D’un coté, la théorie darwinienne de l’évolution renverse les arguments de Paley de la perfection et de l’adaptation statique de chaque chose, dans chaque coin de l’univers. Pour cette raison, la dynamique du processus évolutif s’oppose par définition au monde paleyen parfaitement conçu. Comme Darwin l’écrira plus tard : « Le vieil argument d’une conception intelligente dans la nature, tel que Paley le concevait et qui me paraissait dans un premier temps si concluant, tombe maintenant que la loi de la sélection naturelle a été découverte. »37 D’un autre coté cependant, Darwin continue d’expérimenter en tant que scientifique l’impact de la beauté, la complexité et la fonctionnalité de la nature ; et il ressent ce que la plupart des gens perçoivent : il y a derrière le monde une sorte de réalité téléologique, comme un Dieu ou une force suprême.38 En d’autres termes, Darwin est partagé entre sa compréhension paleyenne de la conception intelligente et son expérience du dessein dans la nature.39 Bien sûr, c’est toujours plus facile de voir les choses a posteriori, et on peut se demander pourquoi Darwin n’envisage pas sérieusement une vision de la conception intelligente qui ne serait pas étouffée par la vision paleyenne stricte du dessein, dans chaque détail de l’univers.40
Darwin s’attaque également au plus grand défit du théisme : le problème de la douleur. Ce problème peut s’énoncer ainsi en quelques mots : pourquoi un Dieu personnel tout puissant et qui aime chaque individu permettrait la souffrance dans le monde ? Dans la même lettre de 1860 adressée à Gray, il se plaint :
Mais, j’avoue que je n’arrive pas à voir aussi clairement que les autres, et comme je voudrais le faire, la preuve de la conception intelligente et de la bienveillance dans tout ce qui nous entoure. Il y a pour moi trop de malheur dans le monde. Je n’arrive pas à me persuader qu’un Dieu bienveillant et omnipotent pourrait avoir conçu les Ichneumonidés avec l’intention délibérée qu’ils se nourrissent du corps de chenilles, ou qu’un chat devrait jouer avec les souris. 41
Une fois de plus, une prémisse paleyenne apparaît ici : la bienveillance est partout dans la nature. La plupart des gens sentent le poids de la plainte de Darwin. Pourquoi un Dieu personnel laisserait-il une guêpe Ichneumonidé pondre ses œufs dans une chenille, et alors qu’ils se développent lentement, leur permettrait-il de se nourrir des organes internes de l’hôte jusqu’à sa mort ?

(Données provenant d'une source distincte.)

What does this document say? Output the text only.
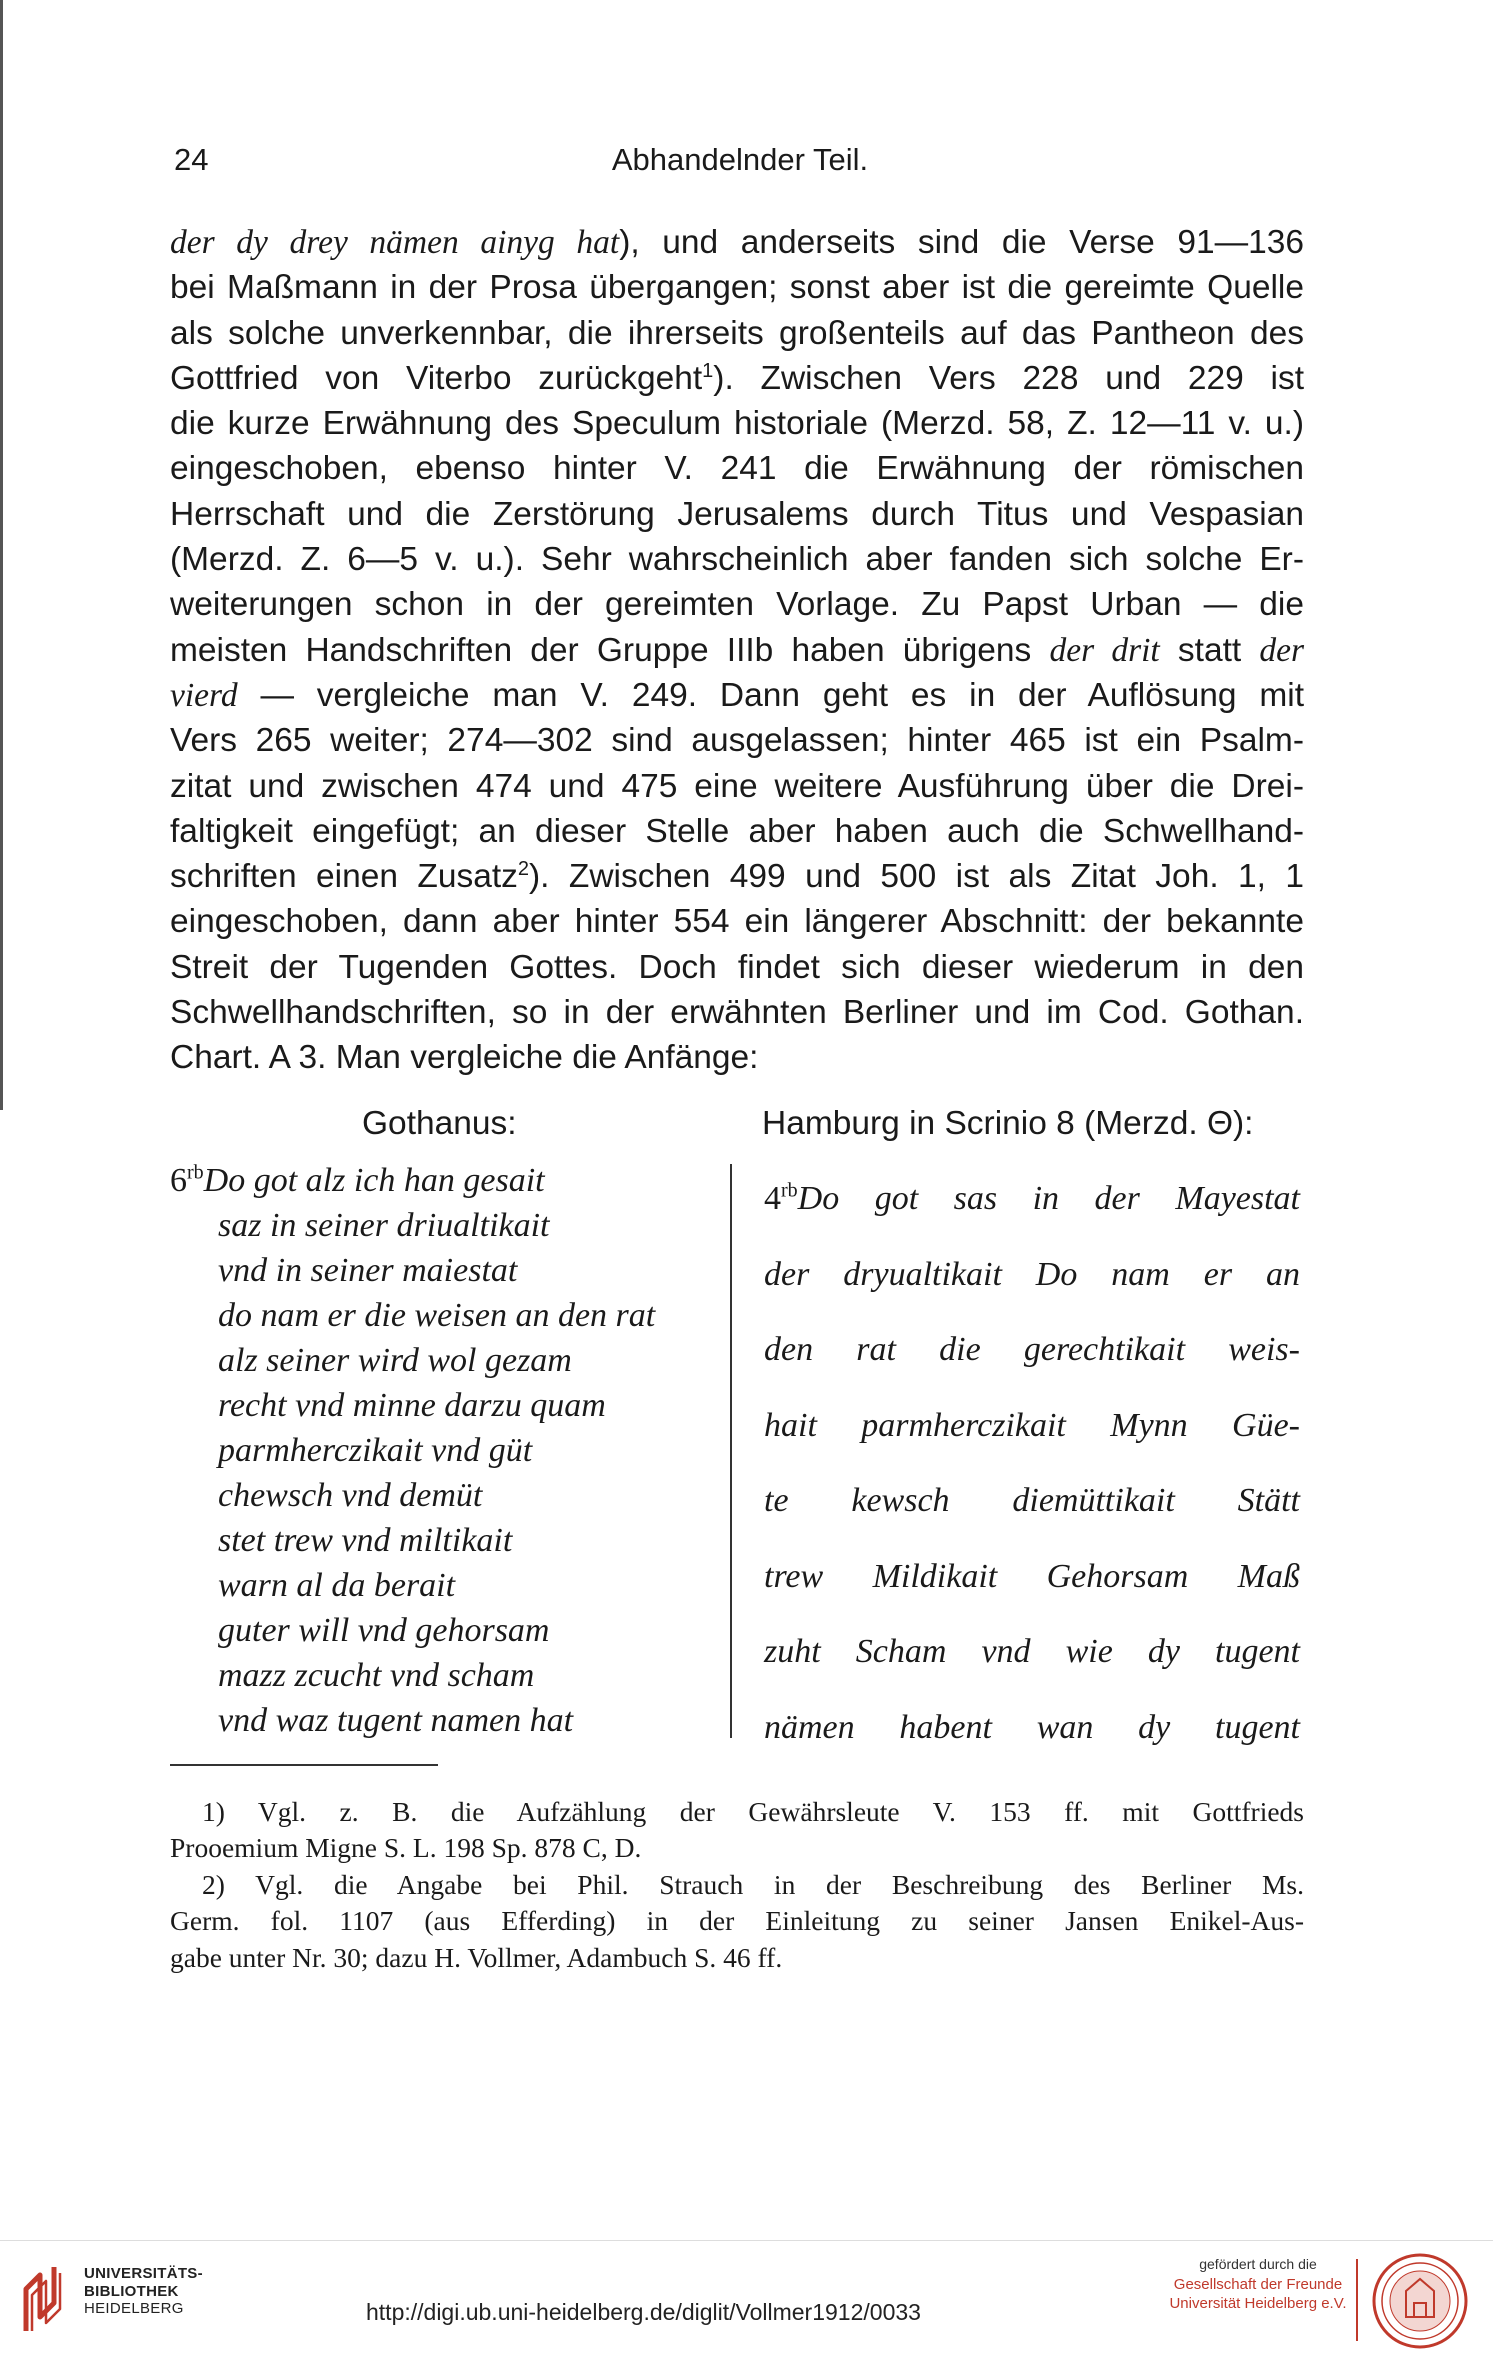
24	Abhandelnder Teil.
der dy drey nämen ainyg hat), und anderseits sind die Verse 91—136
bei Maßmann in der Prosa übergangen; sonst aber ist die gereimte Quelle
als solche unverkennbar, die ihrerseits großenteils auf das Pantheon des
Gottfried von Viterbo zurückgeht$^1$). Zwischen Vers 228 und 229 ist
die kurze Erwähnung des Speculum historiale (Merzd. 58, Z. 12—11 v. u.)
eingeschoben, ebenso hinter V. 241 die Erwähnung der römischen
Herrschaft und die Zerstörung Jerusalems durch Titus und Vespasian
(Merzd. Z. 6—5 v. u.). Sehr wahrscheinlich aber fanden sich solche Er-
weiterungen schon in der gereimten Vorlage. Zu Papst Urban — die
meisten Handschriften der Gruppe IIIb haben übrigens der drit statt der
vierd — vergleiche man V. 249. Dann geht es in der Auflösung mit
Vers 265 weiter; 274—302 sind ausgelassen; hinter 465 ist ein Psalm-
zitat und zwischen 474 und 475 eine weitere Ausführung über die Drei-
faltigkeit eingefügt; an dieser Stelle aber haben auch die Schwellhand-
schriften einen Zusatz$^2$). Zwischen 499 und 500 ist als Zitat Joh. 1, 1
eingeschoben, dann aber hinter 554 ein längerer Abschnitt: der bekannte
Streit der Tugenden Gottes. Doch findet sich dieser wiederum in den
Schwellhandschriften, so in der erwähnten Berliner und im Cod. Gothan.
Chart. A 3. Man vergleiche die Anfänge:
Gothanus:	Hamburg in Scrinio 8 (Merzd. Θ):
$6^{rb}Do$ got alz ich han gesait
saz in seiner driualtikait
vnd in seiner maiestat
do nam er die weisen an den rat
alz seiner wird wol gezam
recht vnd minne darzu quam
parmherczikait vnd güt
chewsch vnd demüt
stet trew vnd miltikait
warn al da berait
guter will vnd gehorsam
mazz zcucht vnd scham
vnd waz tugent namen hat
$4^{rb}Do$ got sas in der Mayestat
der dryualtikait Do nam er an
den rat die gerechtikait weis-
hait parmherczikait Mynn Güe-
te kewsch diemüttikait Stätt
trew Mildikait Gehorsam Maß
zuht Scham vnd wie dy tugent
nämen habent wan dy tugent
1) Vgl. z. B. die Aufzählung der Gewährsleute V. 153 ff. mit Gottfrieds
Prooemium Migne S. L. 198 Sp. 878 C, D.
2) Vgl. die Angabe bei Phil. Strauch in der Beschreibung des Berliner Ms.
Germ. fol. 1107 (aus Efferding) in der Einleitung zu seiner Jansen Enikel-Aus-
gabe unter Nr. 30; dazu H. Vollmer, Adambuch S. 46 ff.
UNIVERSITÄTS-
BIBLIOTHEK
HEIDELBERG	http://digi.ub.uni-heidelberg.de/diglit/Vollmer1912/0033
gefördert durch die
Gesellschaft der Freunde
Universität Heidelberg e.V.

Dans une précédente lettre qu’il adressa à J. D. Hooker, Darwin est encore plus explicite concernant l’absence de bienveillance dans le monde vivant. Il écrit : « Quel livre un aumônier du diable écrirait au sujet des travaux d’une nature maladroite, gaspilleuse […] et affreusement cruelle ! »42 Sur le plan personnel, Darwin est également intimement familier à la douleur. Peu après son voyage à bord de l’HMS Beagle, il contracte une maladie qui le fera souffrir d’accès de nausées, de vomissements, d’étourdissements, de douleurs de poitrine et de palpitations jusqu’à la fin de sa vie.43 De plus, de nombreux spécialistes modernes de Darwin pensent que la souffrance et éventuellement la mort de sa fille bien-aimée Annie à l’âge de 10 ans, en 1851, ont profondément traumatisé le célèbre naturaliste britannique.44 A vrai dire, la nature n’est pas du tout comme Paley l’avait envisagée, et ce n’est que très tard dans sa vie que Darwin viendra à bout du problème de la douleur subie par les créatures vivantes.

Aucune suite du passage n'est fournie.